# Low-Latency TTS Models for RTX 2080
Research summary of the best text-to-speech models that can run locally on an NVIDIA RTX 2080 (8GB VRAM).
---
## 🏆 Top Recommendations
### 1. Kokoro-82M — Fastest Option ⚡
- **Latency**: Sub-0.3 seconds across all text lengths
- **Size**: Only 82M parameters (very lightweight)
- **VRAM**: ~500MB-1GB
- **Quality**: Good natural speech
- **Best for**: Real-time applications, conversational AI
- **Link**: [hexgrad/kokoro](https://github.com/hexgrad/kokoro)

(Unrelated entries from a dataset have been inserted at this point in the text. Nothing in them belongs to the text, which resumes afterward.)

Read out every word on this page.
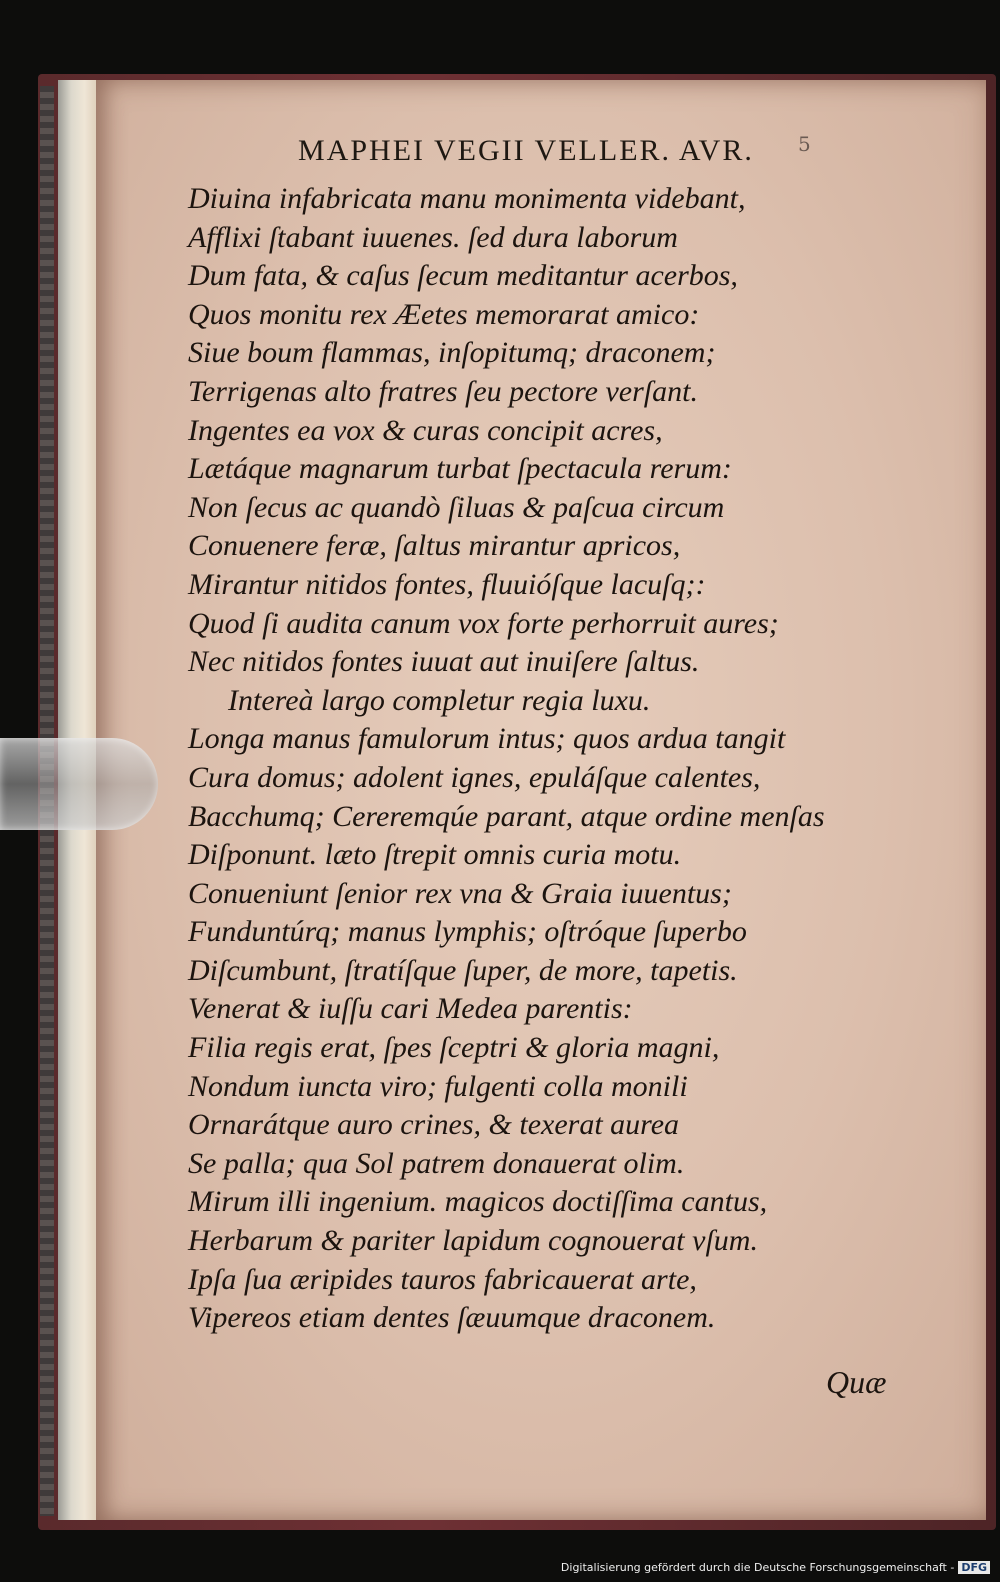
5
MAPHEI VEGII VELLER. AVR.
Diuina infabricata manu monimenta videbant,
Afflixi ſtabant iuuenes. ſed dura laborum
Dum fata, & caſus ſecum meditantur acerbos,
Quos monitu rex Æetes memorarat amico:
Siue boum flammas, inſopitumq; draconem;
Terrigenas alto fratres ſeu pectore verſant.
Ingentes ea vox & curas concipit acres,
Lætáque magnarum turbat ſpectacula rerum:
Non ſecus ac quandò ſiluas & paſcua circum
Conuenere feræ, ſaltus mirantur apricos,
Mirantur nitidos fontes, fluuióſque lacuſq;:
Quod ſi audita canum vox forte perhorruit aures;
Nec nitidos fontes iuuat aut inuiſere ſaltus.
Intereà largo completur regia luxu.
Longa manus famulorum intus; quos ardua tangit
Cura domus; adolent ignes, epuláſque calentes,
Bacchumq; Cereremqúe parant, atque ordine menſas
Diſponunt. læto ſtrepit omnis curia motu.
Conueniunt ſenior rex vna & Graia iuuentus;
Funduntúrq; manus lymphis; oſtróque ſuperbo
Diſcumbunt, ſtratíſque ſuper, de more, tapetis.
Venerat & iuſſu cari Medea parentis:
Filia regis erat, ſpes ſceptri & gloria magni,
Nondum iuncta viro; fulgenti colla monili
Ornarátque auro crines, & texerat aurea
Se palla; qua Sol patrem donauerat olim.
Mirum illi ingenium. magicos doctiſſima cantus,
Herbarum & pariter lapidum cognouerat vſum.
Ipſa ſua æripides tauros fabricauerat arte,
Vipereos etiam dentes ſæuumque draconem.
Quæ
Digitalisierung gefördert durch die Deutsche Forschungsgemeinschaft - DFG
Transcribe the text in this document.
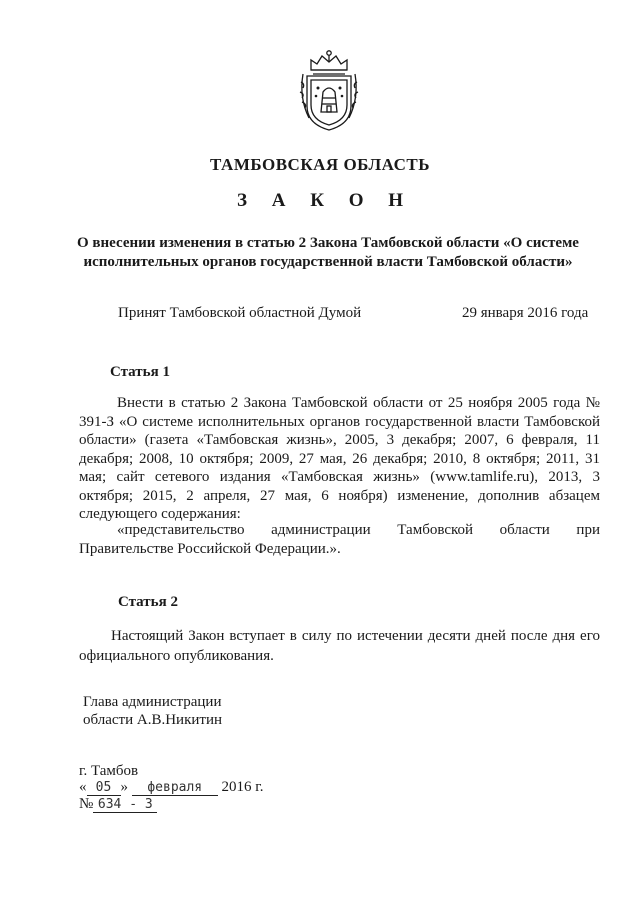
ТАМБОВСКАЯ ОБЛАСТЬ
З А К О Н
О внесении изменения в статью 2 Закона Тамбовской области «О системе
исполнительных органов государственной власти Тамбовской области»
Принят Тамбовской областной Думой	29 января 2016 года
Статья 1
Внести в статью 2 Закона Тамбовской области от 25 ноября 2005 года № 391-З «О системе исполнительных органов государственной власти Тамбовской области» (газета «Тамбовская жизнь», 2005, 3 декабря; 2007, 6 февраля, 11 декабря; 2008, 10 октября; 2009, 27 мая, 26 декабря; 2010, 8 октября; 2011, 31 мая; сайт сетевого издания «Тамбовская жизнь» (www.tamlife.ru), 2013, 3 октября; 2015, 2 апреля, 27 мая, 6 ноября) изменение, дополнив абзацем следующего содержания:
«представительство администрации Тамбовской области при
Правительстве Российской Федерации.».
Статья 2
Настоящий Закон вступает в силу по истечении десяти дней после дня его официального опубликования.
Глава администрации
области А.В.Никитин
г. Тамбов
« 05 » февраля 2016 г.
№ 634 - 3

### 2. MeloTTS — CPU-Friendly Alternative
- **Latency**: Real-time on CPU, even faster on GPU
- **Size**: Based on VITS/VITS2
- **Languages**: Multilingual (English, Spanish, Chinese, etc.)
- **VRAM**: Very low (~1-2GB)
- **Best for**: Low-resource environments
- **Link**: [myshell-ai/MeloTTS](https://github.com/myshell-ai/MeloTTS)
### 3. Piper TTS — Ultra-Fast, Runs on CPU
- **Latency**: ~50-100ms on modern CPU
- **Size**: ~20-60MB per voice
- **VRAM**: None (CPU-based)
- **Quality**: Decent, slightly robotic
- **Best for**: Home automation, voice assistants
- **Link**: [rhasspy/piper](https://github.com/rhasspy/piper)
### 4. F5-TTS — Quality + Speed Balance
- **Latency**: ~0.15 RTF (real-time factor)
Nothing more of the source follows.